22 avril 2010

«L'intégration, ça ne peut pas se faire au détriment de la réussite des autres élèves.»

Cette phrase est de notre ministre de l'Éducation actuelle, Michelle Courchesne, à propos de la façon dont on intègre certains élèves dans nos classes. Elle en rajoute même en affirmant: «Je vais le dire : quelque part, pour certains enseignants, c'est inhumain.»

Depuis quelques jours, j'avais envie de vous parler de Clément (nom fictif). Clément a 12 ans. Il est dans une classe-ressource avec 12 autres élèves. Même dans celle-ci, Clément n'est pas fonctionnel. A toutes fins pratiques, il ne réalise aucun apprentissage. Déjà, on ne comprend pas qu'il soit au secondaire. En fait, déjà, on ne comprend pas qu'il soit encore dans une école régulière.

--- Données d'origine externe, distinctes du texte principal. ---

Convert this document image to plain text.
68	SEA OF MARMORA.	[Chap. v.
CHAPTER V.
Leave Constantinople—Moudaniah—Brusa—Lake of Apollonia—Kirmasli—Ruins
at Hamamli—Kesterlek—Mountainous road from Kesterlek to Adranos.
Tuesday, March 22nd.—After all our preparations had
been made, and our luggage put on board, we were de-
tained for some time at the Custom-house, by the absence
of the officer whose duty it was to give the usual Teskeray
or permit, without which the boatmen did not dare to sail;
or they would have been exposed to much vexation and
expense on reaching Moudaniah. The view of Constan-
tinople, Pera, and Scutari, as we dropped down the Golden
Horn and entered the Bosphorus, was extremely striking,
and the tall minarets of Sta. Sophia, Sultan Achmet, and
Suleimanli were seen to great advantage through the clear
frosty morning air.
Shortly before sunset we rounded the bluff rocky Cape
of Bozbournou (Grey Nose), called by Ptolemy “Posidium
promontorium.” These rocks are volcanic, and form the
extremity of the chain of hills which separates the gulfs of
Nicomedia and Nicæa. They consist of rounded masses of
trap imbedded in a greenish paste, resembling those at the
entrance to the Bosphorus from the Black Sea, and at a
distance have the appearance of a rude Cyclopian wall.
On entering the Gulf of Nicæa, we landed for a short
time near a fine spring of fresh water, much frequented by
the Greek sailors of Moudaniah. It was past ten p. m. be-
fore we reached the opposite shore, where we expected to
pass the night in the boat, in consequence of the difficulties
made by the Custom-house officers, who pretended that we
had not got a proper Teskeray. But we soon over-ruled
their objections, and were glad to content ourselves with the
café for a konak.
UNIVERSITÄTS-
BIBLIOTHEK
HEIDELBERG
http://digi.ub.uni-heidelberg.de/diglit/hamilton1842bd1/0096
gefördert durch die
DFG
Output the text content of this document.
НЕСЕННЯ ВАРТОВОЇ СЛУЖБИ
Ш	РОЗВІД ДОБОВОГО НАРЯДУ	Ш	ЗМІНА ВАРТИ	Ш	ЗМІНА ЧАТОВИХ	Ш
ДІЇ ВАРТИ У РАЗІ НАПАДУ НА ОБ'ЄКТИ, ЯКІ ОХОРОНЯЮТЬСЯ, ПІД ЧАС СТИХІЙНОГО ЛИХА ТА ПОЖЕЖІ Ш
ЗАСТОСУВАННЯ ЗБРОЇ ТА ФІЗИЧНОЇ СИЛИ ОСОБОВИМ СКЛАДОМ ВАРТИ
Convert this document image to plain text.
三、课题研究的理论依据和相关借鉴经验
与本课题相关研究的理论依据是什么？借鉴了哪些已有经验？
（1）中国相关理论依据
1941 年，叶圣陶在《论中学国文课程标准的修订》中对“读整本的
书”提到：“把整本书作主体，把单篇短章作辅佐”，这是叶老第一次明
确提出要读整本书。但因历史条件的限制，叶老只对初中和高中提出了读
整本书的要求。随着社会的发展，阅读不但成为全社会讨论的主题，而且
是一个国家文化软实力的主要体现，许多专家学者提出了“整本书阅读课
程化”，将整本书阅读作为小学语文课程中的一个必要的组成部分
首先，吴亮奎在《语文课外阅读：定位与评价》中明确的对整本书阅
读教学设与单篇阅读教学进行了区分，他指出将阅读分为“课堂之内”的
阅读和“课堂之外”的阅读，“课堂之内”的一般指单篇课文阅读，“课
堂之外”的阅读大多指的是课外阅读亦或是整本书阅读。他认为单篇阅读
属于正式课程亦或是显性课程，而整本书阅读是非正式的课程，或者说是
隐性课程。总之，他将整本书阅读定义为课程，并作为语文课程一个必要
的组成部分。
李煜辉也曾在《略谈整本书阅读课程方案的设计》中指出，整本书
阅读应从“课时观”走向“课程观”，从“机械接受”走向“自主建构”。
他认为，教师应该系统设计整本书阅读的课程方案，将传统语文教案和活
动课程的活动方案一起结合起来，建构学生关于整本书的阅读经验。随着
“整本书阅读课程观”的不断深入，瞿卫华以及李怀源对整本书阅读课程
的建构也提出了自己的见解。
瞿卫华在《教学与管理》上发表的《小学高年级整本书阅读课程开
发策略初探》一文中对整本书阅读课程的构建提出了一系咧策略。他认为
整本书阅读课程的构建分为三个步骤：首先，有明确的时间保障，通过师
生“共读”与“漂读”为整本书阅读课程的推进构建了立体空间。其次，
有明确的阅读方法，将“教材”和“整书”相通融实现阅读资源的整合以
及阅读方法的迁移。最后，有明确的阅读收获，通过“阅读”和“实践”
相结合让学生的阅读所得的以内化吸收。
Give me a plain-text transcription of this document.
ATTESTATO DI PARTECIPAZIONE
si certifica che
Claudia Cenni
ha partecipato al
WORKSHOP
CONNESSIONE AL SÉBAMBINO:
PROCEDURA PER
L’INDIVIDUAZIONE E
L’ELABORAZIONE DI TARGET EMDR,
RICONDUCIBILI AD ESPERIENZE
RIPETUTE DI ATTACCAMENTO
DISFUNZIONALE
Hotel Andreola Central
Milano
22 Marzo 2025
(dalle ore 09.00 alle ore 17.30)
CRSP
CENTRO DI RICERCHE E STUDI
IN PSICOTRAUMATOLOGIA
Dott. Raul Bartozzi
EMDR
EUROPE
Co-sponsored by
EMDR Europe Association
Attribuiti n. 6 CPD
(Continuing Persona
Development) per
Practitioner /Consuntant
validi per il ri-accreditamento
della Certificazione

Clément souffre de différents troubles psychologiques importants et, aussi bien le dire, il ne vit pas dans notre réalité. Il parle aux murs, à ses souliers. Il est souvent incohérent et instable. Dans l'école ou j'enseigne, Clément fait même peur aux autres élèves tellement il semble étrange et présente des comportements inquiétants. Entre autres résultats, Clément est souvent rejeté et devient agressif. «Il a besoin d'affection psychologiquement et physiquement», explique sa mère. Mais est-ce le rôle de son prof et de tous les intervenants, dépassés par la situation, de materner un enfant manifestement pas à sa place?

Déjà, son enseignant est épuisé et songe parfois à partir en congé de maladie. Pourtant, il a une solide expérience dans le métier et mène bien sa classe depuis des années. Dans les faits, il ne sait plus quoi faire avec lui. Sauf soupirer quand il se tape d'interminables réunions pour discuter de son cas...

Même les autres élèves de son groupe commencent à manifester des signes d'exaspération. Ils sont conscients que Clément accapare les énergies de leur enseignant et sont en retard dans les apprentissages qu'ils devraient normalement accomplir.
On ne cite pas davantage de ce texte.